Politicians and officials consistently argue that only statewide decriminalization or full-on legalization will ensure that sufficient change is enacted. “At the statewide level, you should immediately see a dramatic drop [in arrests],” Karen O’Keefe, the Director of State Policies at the Marijuana Policy Project, told Leafly.
Fetterman stressed the need for a uniform law across the state; he described the current system as “67 judicial microcosms” operating autonomously from each other.
Fortunately, legalization may be close at hand. Just last week, Representative Jake Wheatley (D-Pittsburgh) re-introduced his adult-use bill, HB 2050, which comes on the heels of two additional adult-use bills, HB 1899 and Senate Bill 350. An October 2019 poll revealed that 58% of Pennsylvanians support legalization.
'You know what bill I’m for? I’m for the bill that will pass the legislature.'
Fetterman, for one, stressed the need to get a bill passed ASAP, arguing that lawmakers always fine-tune it later.
“You know what bill I’m for? I’m for the bill that will pass the legislature,” he said. “The danger in states like Pennsylvania and New Jersey trying to hash this out, no pun intended, is that we’re going to let the perfect bill be the enemy of the one that can pass.”

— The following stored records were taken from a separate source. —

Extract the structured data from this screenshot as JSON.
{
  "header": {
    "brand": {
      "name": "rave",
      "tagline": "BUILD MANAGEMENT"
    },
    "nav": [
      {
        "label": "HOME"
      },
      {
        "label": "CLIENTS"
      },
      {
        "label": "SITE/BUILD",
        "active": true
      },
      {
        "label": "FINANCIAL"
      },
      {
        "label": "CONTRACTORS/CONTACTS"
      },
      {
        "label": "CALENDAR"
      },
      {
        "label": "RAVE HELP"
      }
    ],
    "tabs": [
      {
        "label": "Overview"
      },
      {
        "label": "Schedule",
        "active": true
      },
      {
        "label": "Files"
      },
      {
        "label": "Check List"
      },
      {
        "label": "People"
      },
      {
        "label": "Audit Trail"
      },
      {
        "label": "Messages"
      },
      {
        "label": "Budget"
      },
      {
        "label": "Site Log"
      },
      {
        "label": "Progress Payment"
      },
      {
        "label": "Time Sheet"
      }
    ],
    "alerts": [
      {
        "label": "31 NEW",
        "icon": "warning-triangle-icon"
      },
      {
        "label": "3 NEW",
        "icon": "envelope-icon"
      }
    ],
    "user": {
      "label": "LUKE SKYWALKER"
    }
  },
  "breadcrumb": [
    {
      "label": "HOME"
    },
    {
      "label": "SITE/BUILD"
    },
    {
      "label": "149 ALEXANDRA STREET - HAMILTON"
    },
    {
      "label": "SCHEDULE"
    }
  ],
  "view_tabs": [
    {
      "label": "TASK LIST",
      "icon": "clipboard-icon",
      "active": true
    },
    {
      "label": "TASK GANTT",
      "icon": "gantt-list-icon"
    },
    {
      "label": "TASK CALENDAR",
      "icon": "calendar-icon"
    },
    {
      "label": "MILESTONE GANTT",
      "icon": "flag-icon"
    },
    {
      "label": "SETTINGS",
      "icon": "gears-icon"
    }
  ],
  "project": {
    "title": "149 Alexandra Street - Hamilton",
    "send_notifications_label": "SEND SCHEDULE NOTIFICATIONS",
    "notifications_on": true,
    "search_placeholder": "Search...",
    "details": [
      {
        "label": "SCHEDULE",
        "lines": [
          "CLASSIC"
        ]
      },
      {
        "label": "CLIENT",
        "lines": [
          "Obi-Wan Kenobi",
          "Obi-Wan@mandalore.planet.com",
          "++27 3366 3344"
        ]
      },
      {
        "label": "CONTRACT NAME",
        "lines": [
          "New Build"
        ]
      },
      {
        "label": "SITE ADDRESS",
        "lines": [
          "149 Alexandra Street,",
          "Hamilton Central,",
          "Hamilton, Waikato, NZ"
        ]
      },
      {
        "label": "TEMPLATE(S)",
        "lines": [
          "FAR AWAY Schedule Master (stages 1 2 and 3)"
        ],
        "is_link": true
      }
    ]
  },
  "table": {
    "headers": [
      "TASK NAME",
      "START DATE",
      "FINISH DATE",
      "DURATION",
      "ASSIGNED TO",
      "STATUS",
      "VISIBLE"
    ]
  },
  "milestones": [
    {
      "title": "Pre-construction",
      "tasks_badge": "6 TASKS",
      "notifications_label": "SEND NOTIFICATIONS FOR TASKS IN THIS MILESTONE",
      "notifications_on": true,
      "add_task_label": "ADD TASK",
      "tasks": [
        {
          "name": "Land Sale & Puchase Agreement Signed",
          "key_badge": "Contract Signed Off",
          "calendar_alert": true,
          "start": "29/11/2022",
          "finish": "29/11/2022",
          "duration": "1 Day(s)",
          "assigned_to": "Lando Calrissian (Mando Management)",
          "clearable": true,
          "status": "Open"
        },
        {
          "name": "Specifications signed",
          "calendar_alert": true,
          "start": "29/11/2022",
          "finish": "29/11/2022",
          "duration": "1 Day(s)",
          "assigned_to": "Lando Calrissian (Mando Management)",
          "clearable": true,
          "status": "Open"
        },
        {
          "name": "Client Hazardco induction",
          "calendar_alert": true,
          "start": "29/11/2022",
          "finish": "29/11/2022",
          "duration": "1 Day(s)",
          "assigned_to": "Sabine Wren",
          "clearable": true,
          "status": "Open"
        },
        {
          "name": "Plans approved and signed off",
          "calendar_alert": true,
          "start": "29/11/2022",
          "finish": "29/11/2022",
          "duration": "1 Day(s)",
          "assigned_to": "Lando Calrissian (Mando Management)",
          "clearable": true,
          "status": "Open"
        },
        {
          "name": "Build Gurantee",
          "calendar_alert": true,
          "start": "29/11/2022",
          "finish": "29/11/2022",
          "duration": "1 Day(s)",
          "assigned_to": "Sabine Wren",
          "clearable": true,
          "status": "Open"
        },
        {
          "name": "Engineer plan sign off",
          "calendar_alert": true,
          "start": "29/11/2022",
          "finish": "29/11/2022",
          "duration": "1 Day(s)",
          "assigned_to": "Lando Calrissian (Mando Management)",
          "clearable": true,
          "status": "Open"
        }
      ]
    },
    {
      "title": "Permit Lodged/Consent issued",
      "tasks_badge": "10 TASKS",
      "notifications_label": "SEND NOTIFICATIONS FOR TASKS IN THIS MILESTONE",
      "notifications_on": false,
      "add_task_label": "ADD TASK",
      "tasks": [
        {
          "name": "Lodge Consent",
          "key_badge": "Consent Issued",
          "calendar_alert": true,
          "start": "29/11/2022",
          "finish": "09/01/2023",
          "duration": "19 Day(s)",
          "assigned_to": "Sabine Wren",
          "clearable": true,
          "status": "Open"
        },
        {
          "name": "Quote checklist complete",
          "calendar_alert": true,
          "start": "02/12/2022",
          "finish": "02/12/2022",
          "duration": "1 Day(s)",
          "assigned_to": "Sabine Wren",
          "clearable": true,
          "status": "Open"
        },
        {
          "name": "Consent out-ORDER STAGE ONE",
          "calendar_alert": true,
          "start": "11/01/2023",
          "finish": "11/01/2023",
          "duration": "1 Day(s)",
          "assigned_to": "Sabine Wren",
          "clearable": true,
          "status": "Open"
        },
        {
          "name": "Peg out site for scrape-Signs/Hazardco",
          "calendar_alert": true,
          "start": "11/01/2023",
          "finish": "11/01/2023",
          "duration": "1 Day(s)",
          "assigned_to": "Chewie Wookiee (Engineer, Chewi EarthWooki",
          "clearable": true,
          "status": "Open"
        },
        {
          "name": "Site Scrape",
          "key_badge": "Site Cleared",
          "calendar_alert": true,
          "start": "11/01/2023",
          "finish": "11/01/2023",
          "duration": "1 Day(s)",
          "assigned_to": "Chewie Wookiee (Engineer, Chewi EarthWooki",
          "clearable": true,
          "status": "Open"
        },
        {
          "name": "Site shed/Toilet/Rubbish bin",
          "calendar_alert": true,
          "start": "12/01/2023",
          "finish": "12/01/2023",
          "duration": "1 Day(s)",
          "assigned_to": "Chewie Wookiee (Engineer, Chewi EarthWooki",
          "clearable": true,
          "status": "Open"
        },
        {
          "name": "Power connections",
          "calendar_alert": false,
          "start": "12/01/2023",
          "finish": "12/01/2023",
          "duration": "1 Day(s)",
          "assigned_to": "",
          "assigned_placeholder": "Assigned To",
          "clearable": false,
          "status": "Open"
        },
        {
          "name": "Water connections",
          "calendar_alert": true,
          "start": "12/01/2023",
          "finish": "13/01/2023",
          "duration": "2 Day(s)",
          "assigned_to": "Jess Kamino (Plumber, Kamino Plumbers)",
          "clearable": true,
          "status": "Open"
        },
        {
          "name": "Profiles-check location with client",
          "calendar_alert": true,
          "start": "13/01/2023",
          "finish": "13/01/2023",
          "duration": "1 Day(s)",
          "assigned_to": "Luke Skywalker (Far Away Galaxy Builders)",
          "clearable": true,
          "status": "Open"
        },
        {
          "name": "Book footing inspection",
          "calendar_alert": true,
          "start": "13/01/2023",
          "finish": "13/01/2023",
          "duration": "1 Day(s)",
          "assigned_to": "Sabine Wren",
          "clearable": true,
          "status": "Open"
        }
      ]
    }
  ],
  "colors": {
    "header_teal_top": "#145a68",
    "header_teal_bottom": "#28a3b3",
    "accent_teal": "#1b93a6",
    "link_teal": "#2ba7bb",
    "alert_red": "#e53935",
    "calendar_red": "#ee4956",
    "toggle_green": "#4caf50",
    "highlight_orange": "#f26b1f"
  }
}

As has been the case across the country, large-scale change depends on passionate individuals to get the job done, whether that’s vocal politicians like Fetterman, activists like Riedy, or individuals like Gillian Heintzelman who have experienced these disastrous policies firsthand.
Although her possession charge from 2015 prevents her from working in a dispensary, Heinzelman has found other ways to educate her fellow Pennslyvanians about cannabis; in 2018, she spoke before Allentown’s City Council, and helped ensure the passage of a decriminalization ordinance.
“My voice will always be heard now,” she told Leafly. “The more people we have on our side to advocate, the better. Eventually, these laws will change.”